SÃO PAULO, 4 de maio de 2009 - O Banco Bradesco registrou uma queda de 8,7% na carteira de crédito imobiliário para pessoa física no primeiro trimestre. Em março o financiamento de imóveis somava R$ 2,268 milhões. Segundo Milton Vargas, vice-presidente do Bradesco, a redução da carteira se deve a uma operação de securitização da carteira. "A gente tem liquidez, limite para operar e muita disposição para atender nossos clientes", disse.

A carteira de crédito total para pessoa física (veículos - CDC, leasing, cartão de crédito, crédito pessoal, consignado e rural, repasse finame, financiamento imobiliário, cheque especial, avais e outros) encolheu 0,2% no primeiro trimestre deste ano, totalizando R$ 73,6 milhões.

Já a carteira para pessoa jurídica retraiu 0,6%, puxado pelo crédito às grandes empresas (-1,7%), já que os empréstimos para pequenas e médias empresas cresceu 0,9%. "Temos o maior interesse em atender todas as empresas que procuram o banco, mas o que ocorreu foi uma queda da demanda", explica Vargas.
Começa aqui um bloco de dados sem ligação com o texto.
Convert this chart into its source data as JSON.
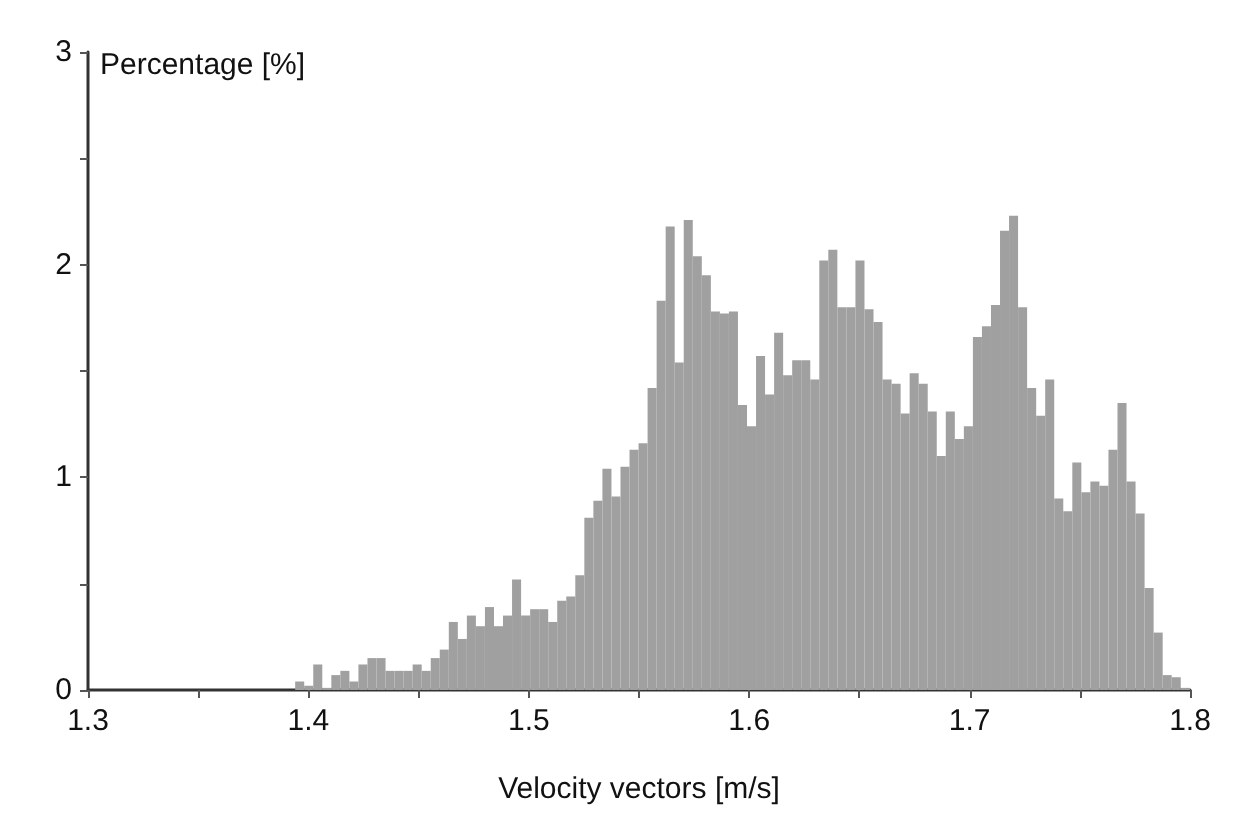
{
  "chart_data": {
    "type": "histogram",
    "xlabel": "Velocity vectors [m/s]",
    "ylabel": "Percentage [%]",
    "color": "#a0a0a0",
    "bins": [
      1.394,
      1.3981,
      1.4022,
      1.4063,
      1.4104,
      1.4145,
      1.4186,
      1.4227,
      1.4268,
      1.4309,
      1.435,
      1.4391,
      1.4432,
      1.4473,
      1.4514,
      1.4555,
      1.4596,
      1.4637,
      1.4678,
      1.4719,
      1.476,
      1.4801,
      1.4842,
      1.4883,
      1.4924,
      1.4965,
      1.5006,
      1.5047,
      1.5088,
      1.5129,
      1.517,
      1.5211,
      1.5252,
      1.5293,
      1.5334,
      1.5375,
      1.5416,
      1.5457,
      1.5498,
      1.5539,
      1.558,
      1.5621,
      1.5662,
      1.5703,
      1.5744,
      1.5785,
      1.5826,
      1.5867,
      1.5908,
      1.5949,
      1.599,
      1.6031,
      1.6072,
      1.6113,
      1.6154,
      1.6195,
      1.6236,
      1.6277,
      1.6318,
      1.6359,
      1.64,
      1.6441,
      1.6482,
      1.6523,
      1.6564,
      1.6605,
      1.6646,
      1.6687,
      1.6728,
      1.6769,
      1.681,
      1.6851,
      1.6892,
      1.6933,
      1.6974,
      1.7015,
      1.7056,
      1.7097,
      1.7138,
      1.7179,
      1.722,
      1.7261,
      1.7302,
      1.7343,
      1.7384,
      1.7425,
      1.7466,
      1.7507,
      1.7548,
      1.7589,
      1.763,
      1.7671,
      1.7712,
      1.7753,
      1.7794,
      1.7835,
      1.7876,
      1.7917,
      1.7958,
      1.8
    ],
    "values": [
      0.04,
      0.02,
      0.12,
      0.01,
      0.07,
      0.09,
      0.04,
      0.12,
      0.15,
      0.15,
      0.09,
      0.09,
      0.09,
      0.12,
      0.09,
      0.15,
      0.19,
      0.32,
      0.24,
      0.35,
      0.3,
      0.39,
      0.3,
      0.35,
      0.52,
      0.35,
      0.38,
      0.38,
      0.32,
      0.42,
      0.44,
      0.54,
      0.81,
      0.89,
      1.04,
      0.91,
      1.05,
      1.13,
      1.16,
      1.42,
      1.83,
      2.18,
      1.54,
      2.21,
      2.04,
      1.95,
      1.78,
      1.77,
      1.78,
      1.34,
      1.24,
      1.57,
      1.39,
      1.68,
      1.48,
      1.55,
      1.55,
      1.46,
      2.02,
      2.07,
      1.8,
      1.8,
      2.02,
      1.79,
      1.73,
      1.46,
      1.44,
      1.3,
      1.49,
      1.44,
      1.31,
      1.1,
      1.31,
      1.18,
      1.24,
      1.66,
      1.71,
      1.81,
      2.16,
      2.23,
      1.8,
      1.42,
      1.29,
      1.46,
      0.9,
      0.84,
      1.07,
      0.93,
      0.98,
      0.96,
      1.13,
      1.35,
      0.98,
      0.83,
      0.48,
      0.27,
      0.07,
      0.06,
      0.01
    ],
    "xlim": [
      1.3,
      1.8
    ],
    "xticks": [
      1.3,
      {
        "value": 1.35,
        "label": null
      },
      1.4,
      {
        "value": 1.45,
        "label": null
      },
      1.5,
      {
        "value": 1.55,
        "label": null
      },
      1.6,
      {
        "value": 1.65,
        "label": null
      },
      1.7,
      {
        "value": 1.75,
        "label": null
      },
      1.8
    ],
    "ylim": [
      0,
      3
    ],
    "yticks": [
      0,
      {
        "value": 0.5,
        "label": null
      },
      1,
      {
        "value": 1.5,
        "label": null
      },
      2,
      {
        "value": 2.5,
        "label": null
      },
      3
    ],
    "grid": false
  }
}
Segundo ele, o setor bancário espera uma queda da taxa básica de juros (Selic) de forma sustentável. "Assim, as empresas e famílias vão em busca de crédito e a inadimplência diminuirá. Temos interesse de operar com taxas baixas. Mas há uma dificuldade em operar com alta nível de inadimplência", afirma.

Vargas revela que o índice de inadimplência na carteira do banco alcançou 4,3%, sendo que para pessoa física a taxa foi de 7,6%, grandes empresas chegou a 0,8% e MPEs apontou alta de 3,6% no primeiro trimestre. Porém, há uma expectativa que o índice de inadimplência atinja um pico de 4,9% até agosto (vencidos há menos de 90 dias), mas depois comece a cair. "Sem dúvida os efeitos da crise e a queda da renda por conta das demissões são os principais responsáveis pelo atraso nos pagamentos, mas nós já vinhamos prevendo que haveria uma dificuldade em manter as contas em dia no início deste ano", disse.

Ele acredita que o estoque de crédito deve melhora a partir do quarto trimestre que é quando o índice de inadimplência cairá também. "Dentro do momento que vivemos é um processo normal, mas que a gente espera que termine logo", conclui.

O Bradesco anunciou hoje que registrou lucro líquido de R$ 1,723 bilhão no primeiro trimestre deste ano, uma queda de 9,6% em relação ao mesmo período do ano passado.